Within this category, the bio-based chemical sectors exhibited the highest relative increase (+48.4%), but in absolute terms this remains a very small fraction of the total domestic consumption of biomass (0.1%).
The bioeconomy can contribute to a sustainable future: it can help ensure sufficient supply of nutritious food for all and sustainable management of natural resources, and reduce dependence on non-renewable resources.
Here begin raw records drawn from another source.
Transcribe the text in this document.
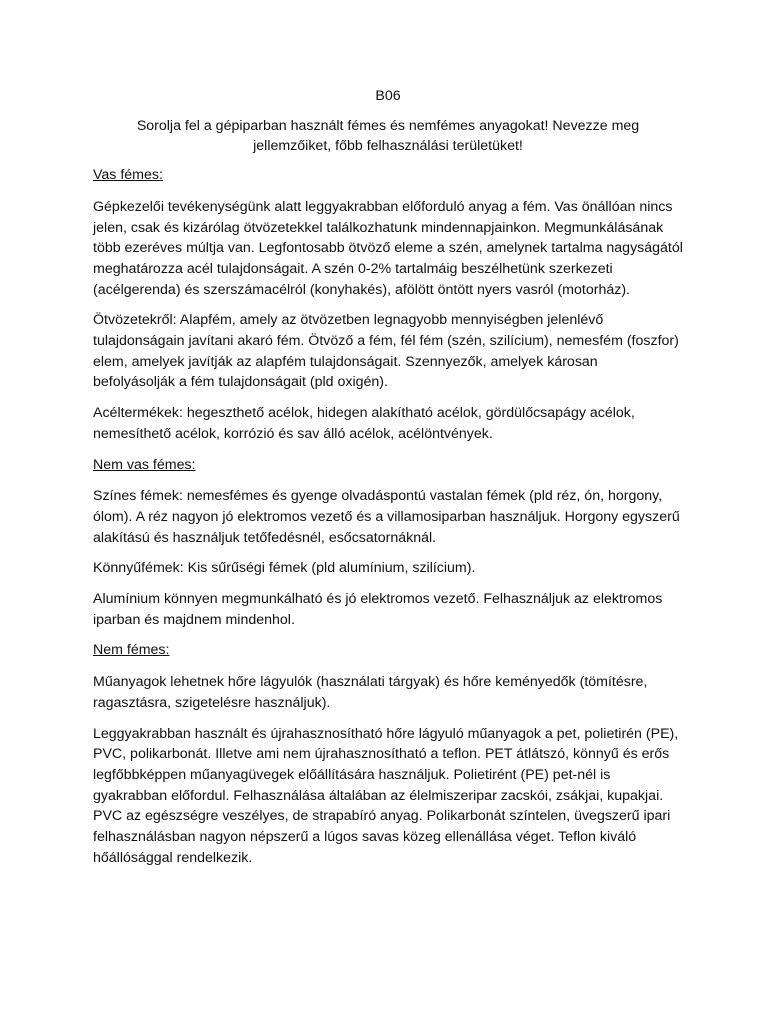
B06

Sorolja fel a gépiparban használt fémes és nemfémes anyagokat! Nevezze meg jellemzőiket, főbb felhasználási területüket!

Vas fémes:

Gépkezelői tevékenységünk alatt leggyakrabban előforduló anyag a fém. Vas önállóan nincs jelen, csak és kizárólag ötvözetekkel találkozhatunk mindennapjainkon. Megmunkálásának több ezeréves múltja van. Legfontosabb ötvöző eleme a szén, amelynek tartalma nagyságától meghatározza acél tulajdonságait. A szén 0-2% tartalmáig beszélhetünk szerkezeti (acélgerenda) és szerszámacélról (konyhakés), afölött öntött nyers vasról (motorház).

Ötvözetekről: Alapfém, amely az ötvözetben legnagyobb mennyiségben jelenlévő tulajdonságain javítani akaró fém. Ötvöző a fém, fél fém (szén, szilícium), nemesfém (foszfor) elem, amelyek javítják az alapfém tulajdonságait. Szennyezők, amelyek károsan befolyásolják a fém tulajdonságait (pld oxigén).

Acéltermékek: hegeszthető acélok, hidegen alakítható acélok, gördülőcsapágy acélok, nemesíthető acélok, korrózió és sav álló acélok, acélöntvények.

Nem vas fémes:

Színes fémek: nemesfémes és gyenge olvadáspontú vastalan fémek (pld réz, ón, horgony, ólom). A réz nagyon jó elektromos vezető és a villamosiparban használjuk. Horgony egyszerű alakítású és használjuk tetőfedésnél, esőcsatornáknál.

Könnyűfémek: Kis sűrűségi fémek (pld alumínium, szilícium).

Alumínium könnyen megmunkálható és jó elektromos vezető. Felhasználjuk az elektromos iparban és majdnem mindenhol.

Nem fémes:

Műanyagok lehetnek hőre lágyulók (használati tárgyak) és hőre keményedők (tömítésre, ragasztásra, szigetelésre használjuk).

Leggyakrabban használt és újrahasznosítható hőre lágyuló műanyagok a pet, polietirén (PE), PVC, polikarbonát. Illetve ami nem újrahasznosítható a teflon. PET átlátszó, könnyű és erős legfőbbképpen műanyagüvegek előállítására használjuk. Polietirént (PE) pet-nél is gyakrabban előfordul. Felhasználása általában az élelmiszeripar zacskói, zsákjai, kupakjai. PVC az egészségre veszélyes, de strapabíró anyag. Polikarbonát színtelen, üvegszerű ipari felhasználásban nagyon népszerű a lúgos savas közeg ellenállása véget. Teflon kiváló hőállósággal rendelkezik.
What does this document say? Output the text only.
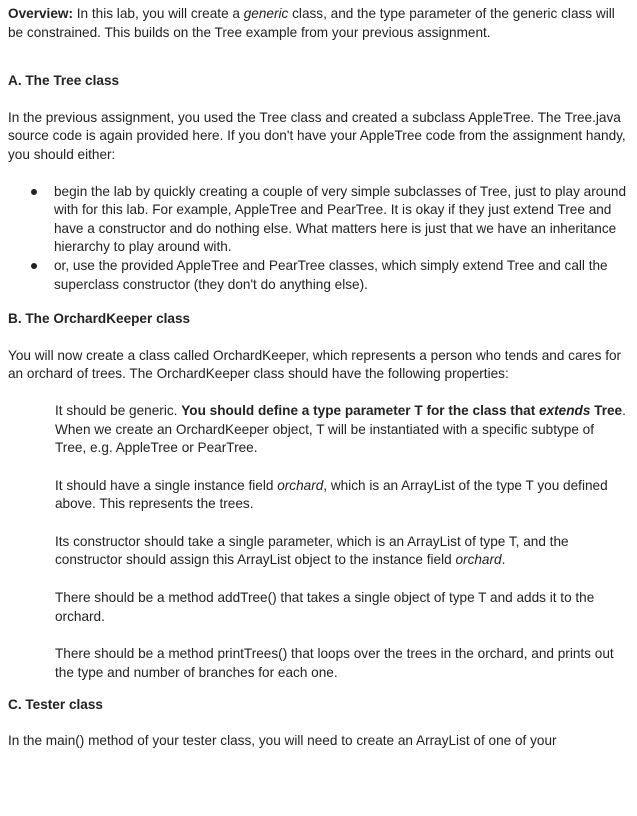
Overview: In this lab, you will create a generic class, and the type parameter of the generic class will be constrained. This builds on the Tree example from your previous assignment.

A. The Tree class

In the previous assignment, you used the Tree class and created a subclass AppleTree. The Tree.java source code is again provided here. If you don't have your AppleTree code from the assignment handy, you should either:

begin the lab by quickly creating a couple of very simple subclasses of Tree, just to play around with for this lab. For example, AppleTree and PearTree. It is okay if they just extend Tree and have a constructor and do nothing else. What matters here is just that we have an inheritance hierarchy to play around with.
or, use the provided AppleTree and PearTree classes, which simply extend Tree and call the superclass constructor (they don't do anything else).

B. The OrchardKeeper class

You will now create a class called OrchardKeeper, which represents a person who tends and cares for an orchard of trees. The OrchardKeeper class should have the following properties:

It should be generic. You should define a type parameter T for the class that extends Tree. When we create an OrchardKeeper object, T will be instantiated with a specific subtype of Tree, e.g. AppleTree or PearTree.

It should have a single instance field orchard, which is an ArrayList of the type T you defined above. This represents the trees.

Its constructor should take a single parameter, which is an ArrayList of type T, and the constructor should assign this ArrayList object to the instance field orchard.

There should be a method addTree() that takes a single object of type T and adds it to the orchard.

There should be a method printTrees() that loops over the trees in the orchard, and prints out the type and number of branches for each one.

C. Tester class

In the main() method of your tester class, you will need to create an ArrayList of one of your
It can also help us mitigate and adapt to climate change, strengthen competitiveness and create new jobs.
However, for the bioeconomy to deliver on sustainability we need to ensure that we fully understand and measure its effects and impacts on our planet taking into account the fact that land-based biomass fulfils crucial roles for the environment
For example, the growing demand for biomass brought by the bioeconomy can potentially challenge the sustainability of biomass supply; there are trade-offs regarding the many possible uses that can be made of biomass within safe ecological boundaries.
Research and innovation can play a crucial role in providing a better understanding of biomass supply and demand as well as the competition, the synergies and the trade-offs between the various biomass uses.
It can improve, for example, the efficiency of biomass processing, including the transformation of waste and side streams into higher added value products and eventually bioenergy/biofuels.
The European Commission's Knowledge Centre for Bioeconomy, which is managed by the JRC, gathers all the knowledge and expertise needed and strives to build a robust knowledge base that informs evidence-based policy decisions.
The JRC presented its latest data on biomass supply and demand in Europe at a high-level debate organised as part of the European Research and Innovation Days in Brussels.
Led by the speakers Janez Potočnik (UNEP), Joachim Von Braun (Bonn University) and Joachim Kreysa (JRC), the debate addressed the challenges, opportunities and needs for delivering a sustainable bioeconomy in Europe.
The speakers focused on the tensions between increasing biomass demand and economic, social and environmental issues linked to it, and the role of research and innovation in addressing these, to ensure that the bioeconomy operates within safe ecological boundaries.